Did China just overtake the United States as the world's largest economy? Well, yes and no.
China has toppled the US as the world's biggest economy, according to figures released this week by the International Monetary Fund (IMF).
In its latest World Economic Outlook, China's gross domestic product (GDP), the sum of all the goods and services a country's produces, is now worth US$17.6 trillion (S$22.3 trillion) compared with US$17.4 trillion for the US.
But hold on a minute. Those numbers are based on something called "purchasing power parity", or PPP, which makes adjustments for the fact that goods are cheaper in countries such as China relative to the US.
As Business Insider explains: "Though a typical person in China earns a lot less than the typical person in the US, simply converting a Chinese salary into dollars underestimates how much purchasing power that individual, and therefore that country, might have."
Without adjusting for the significant cost of living differences between the two countries and based on the raw value of their currencies, the US economy still leads China's by US$6.4 trillion.
Now some commentators are saying the toppling of America after nearly 150 years by China - even on the PPP measure - is a "watershed" moment for the global economy and nothing short of remarkable.

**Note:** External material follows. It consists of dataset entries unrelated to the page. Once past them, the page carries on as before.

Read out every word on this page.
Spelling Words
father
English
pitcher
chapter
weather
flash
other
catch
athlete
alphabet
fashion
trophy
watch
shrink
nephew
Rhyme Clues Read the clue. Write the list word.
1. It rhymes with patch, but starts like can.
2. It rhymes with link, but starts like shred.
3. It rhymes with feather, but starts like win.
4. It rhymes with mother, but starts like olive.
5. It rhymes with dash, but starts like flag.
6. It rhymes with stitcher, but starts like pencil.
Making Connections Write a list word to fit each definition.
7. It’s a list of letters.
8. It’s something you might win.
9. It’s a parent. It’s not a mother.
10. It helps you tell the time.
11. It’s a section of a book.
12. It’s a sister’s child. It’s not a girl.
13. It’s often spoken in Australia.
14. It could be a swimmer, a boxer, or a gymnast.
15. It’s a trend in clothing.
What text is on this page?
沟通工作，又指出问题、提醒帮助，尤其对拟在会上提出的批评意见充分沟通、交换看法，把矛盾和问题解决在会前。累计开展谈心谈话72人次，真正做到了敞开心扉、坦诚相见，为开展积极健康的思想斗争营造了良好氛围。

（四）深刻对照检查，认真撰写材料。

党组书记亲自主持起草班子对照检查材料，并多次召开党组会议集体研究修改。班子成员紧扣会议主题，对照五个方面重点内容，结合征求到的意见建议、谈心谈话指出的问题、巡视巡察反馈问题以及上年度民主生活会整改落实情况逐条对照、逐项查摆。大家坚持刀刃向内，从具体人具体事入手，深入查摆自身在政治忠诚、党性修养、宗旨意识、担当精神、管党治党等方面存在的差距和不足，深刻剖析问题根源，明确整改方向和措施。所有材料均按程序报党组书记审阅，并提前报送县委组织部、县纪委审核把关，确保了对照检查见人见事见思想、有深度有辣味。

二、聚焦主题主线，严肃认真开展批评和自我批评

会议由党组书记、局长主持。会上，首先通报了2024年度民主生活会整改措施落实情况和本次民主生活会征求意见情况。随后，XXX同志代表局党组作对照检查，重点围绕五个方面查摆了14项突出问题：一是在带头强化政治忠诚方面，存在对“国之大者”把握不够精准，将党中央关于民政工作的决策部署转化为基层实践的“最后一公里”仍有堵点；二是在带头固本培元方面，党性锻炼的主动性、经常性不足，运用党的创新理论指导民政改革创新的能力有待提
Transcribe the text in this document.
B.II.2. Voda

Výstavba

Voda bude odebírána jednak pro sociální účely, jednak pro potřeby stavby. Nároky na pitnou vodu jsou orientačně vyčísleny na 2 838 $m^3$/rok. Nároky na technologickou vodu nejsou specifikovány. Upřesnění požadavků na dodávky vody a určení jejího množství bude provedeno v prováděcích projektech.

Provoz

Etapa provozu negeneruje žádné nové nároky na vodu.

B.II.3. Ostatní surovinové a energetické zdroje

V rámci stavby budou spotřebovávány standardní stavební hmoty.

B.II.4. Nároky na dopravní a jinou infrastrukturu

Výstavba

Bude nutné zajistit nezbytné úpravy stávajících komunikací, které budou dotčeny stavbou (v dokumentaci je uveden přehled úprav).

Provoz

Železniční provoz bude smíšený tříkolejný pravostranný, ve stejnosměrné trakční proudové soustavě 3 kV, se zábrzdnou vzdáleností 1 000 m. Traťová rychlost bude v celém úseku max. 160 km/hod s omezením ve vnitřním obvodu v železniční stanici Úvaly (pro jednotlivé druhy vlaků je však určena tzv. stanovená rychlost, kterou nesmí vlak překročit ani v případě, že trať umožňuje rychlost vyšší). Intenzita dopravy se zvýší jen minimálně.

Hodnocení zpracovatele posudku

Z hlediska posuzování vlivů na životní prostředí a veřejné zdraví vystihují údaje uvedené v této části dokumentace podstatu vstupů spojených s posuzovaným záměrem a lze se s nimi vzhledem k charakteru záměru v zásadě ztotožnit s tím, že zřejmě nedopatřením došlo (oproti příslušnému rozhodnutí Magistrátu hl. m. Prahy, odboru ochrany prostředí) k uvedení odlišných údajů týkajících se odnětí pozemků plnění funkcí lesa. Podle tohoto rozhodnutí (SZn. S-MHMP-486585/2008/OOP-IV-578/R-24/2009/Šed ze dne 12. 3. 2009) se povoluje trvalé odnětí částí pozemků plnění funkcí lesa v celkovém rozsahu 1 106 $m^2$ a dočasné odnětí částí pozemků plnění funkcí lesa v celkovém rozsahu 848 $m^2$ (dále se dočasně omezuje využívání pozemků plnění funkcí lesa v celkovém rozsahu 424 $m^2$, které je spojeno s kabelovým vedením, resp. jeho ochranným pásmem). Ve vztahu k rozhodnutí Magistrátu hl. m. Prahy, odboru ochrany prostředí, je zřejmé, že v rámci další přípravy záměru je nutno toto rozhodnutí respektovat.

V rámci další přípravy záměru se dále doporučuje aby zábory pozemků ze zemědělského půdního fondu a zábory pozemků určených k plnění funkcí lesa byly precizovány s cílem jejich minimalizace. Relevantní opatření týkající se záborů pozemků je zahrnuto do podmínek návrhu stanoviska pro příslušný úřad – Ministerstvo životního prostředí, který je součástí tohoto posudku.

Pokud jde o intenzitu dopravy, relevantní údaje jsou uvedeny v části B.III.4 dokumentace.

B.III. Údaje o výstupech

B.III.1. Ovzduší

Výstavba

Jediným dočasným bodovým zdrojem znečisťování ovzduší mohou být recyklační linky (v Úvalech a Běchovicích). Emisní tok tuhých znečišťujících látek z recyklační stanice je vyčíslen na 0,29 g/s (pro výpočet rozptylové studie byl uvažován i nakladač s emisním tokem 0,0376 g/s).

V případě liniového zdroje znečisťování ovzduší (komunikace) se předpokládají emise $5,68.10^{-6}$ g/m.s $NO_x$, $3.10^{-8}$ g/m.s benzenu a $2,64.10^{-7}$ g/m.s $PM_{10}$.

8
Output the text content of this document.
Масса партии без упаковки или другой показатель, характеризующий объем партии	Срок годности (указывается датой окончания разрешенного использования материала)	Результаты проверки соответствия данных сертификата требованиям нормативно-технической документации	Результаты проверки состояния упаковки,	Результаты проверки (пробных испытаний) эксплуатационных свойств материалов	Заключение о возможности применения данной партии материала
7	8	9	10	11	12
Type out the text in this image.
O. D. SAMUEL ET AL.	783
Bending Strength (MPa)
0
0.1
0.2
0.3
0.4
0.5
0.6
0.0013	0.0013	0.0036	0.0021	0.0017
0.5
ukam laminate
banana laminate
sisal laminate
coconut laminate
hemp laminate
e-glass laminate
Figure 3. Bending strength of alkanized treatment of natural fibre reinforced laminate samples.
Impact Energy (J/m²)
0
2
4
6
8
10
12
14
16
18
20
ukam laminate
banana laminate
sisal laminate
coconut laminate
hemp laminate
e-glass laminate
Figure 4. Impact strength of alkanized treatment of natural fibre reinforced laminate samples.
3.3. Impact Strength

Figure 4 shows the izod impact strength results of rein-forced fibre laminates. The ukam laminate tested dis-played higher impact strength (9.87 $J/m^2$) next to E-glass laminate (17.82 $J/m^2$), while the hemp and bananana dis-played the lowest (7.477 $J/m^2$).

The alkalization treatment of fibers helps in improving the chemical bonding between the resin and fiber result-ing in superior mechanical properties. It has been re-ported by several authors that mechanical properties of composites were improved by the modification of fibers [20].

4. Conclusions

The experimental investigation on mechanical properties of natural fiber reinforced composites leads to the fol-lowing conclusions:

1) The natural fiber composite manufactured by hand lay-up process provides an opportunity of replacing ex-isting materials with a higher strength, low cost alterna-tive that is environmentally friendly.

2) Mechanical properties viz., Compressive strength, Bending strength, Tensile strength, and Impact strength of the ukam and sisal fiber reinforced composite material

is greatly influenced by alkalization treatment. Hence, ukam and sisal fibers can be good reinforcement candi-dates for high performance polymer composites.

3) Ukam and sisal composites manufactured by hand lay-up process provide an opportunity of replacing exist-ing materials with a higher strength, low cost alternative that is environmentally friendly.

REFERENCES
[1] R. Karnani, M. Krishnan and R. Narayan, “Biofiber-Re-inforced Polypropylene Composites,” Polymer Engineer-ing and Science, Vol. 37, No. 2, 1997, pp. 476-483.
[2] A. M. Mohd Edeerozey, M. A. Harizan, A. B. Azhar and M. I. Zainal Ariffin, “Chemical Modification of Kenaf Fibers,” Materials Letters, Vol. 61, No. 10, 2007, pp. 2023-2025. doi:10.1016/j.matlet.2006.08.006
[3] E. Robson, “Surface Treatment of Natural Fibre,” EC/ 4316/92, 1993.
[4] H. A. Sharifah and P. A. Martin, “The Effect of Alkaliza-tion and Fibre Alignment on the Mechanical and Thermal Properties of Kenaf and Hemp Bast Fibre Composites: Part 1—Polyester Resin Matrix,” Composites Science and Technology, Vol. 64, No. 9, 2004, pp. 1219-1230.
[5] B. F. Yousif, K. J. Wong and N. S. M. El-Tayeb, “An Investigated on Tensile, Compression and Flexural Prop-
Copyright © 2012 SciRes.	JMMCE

Consider how in 1980, China's economic output - based on PPP - was just a tenth of that of the US. By 2020, the IMF says China's economy will be 20 per cent bigger. (Consider also in passing how just days ago one of America's most iconic hotels - the Waldorf Astoria - was bought by Chinese investors.)
But while not denying China's achievements, financial news agency Bloomberg pooh-poohed "another false alarm in the China-overtaking-the-US saga".
"The US remains the biggest by the more common, more widely accepted and in our view, more useful measure," Mr David Hensley, JPMorgan Chase & Co.'s director of global economic coordination in New York, was quoted by Bloomberg as saying.
The PPP, said Mr Hensley, "it's not quite the real thing".
By looking at a PPP comparison, especially for developing nations, "you really exaggerate the importance of these economies," because it misses the command that each has over the world's resources and its influence over global activity, he said.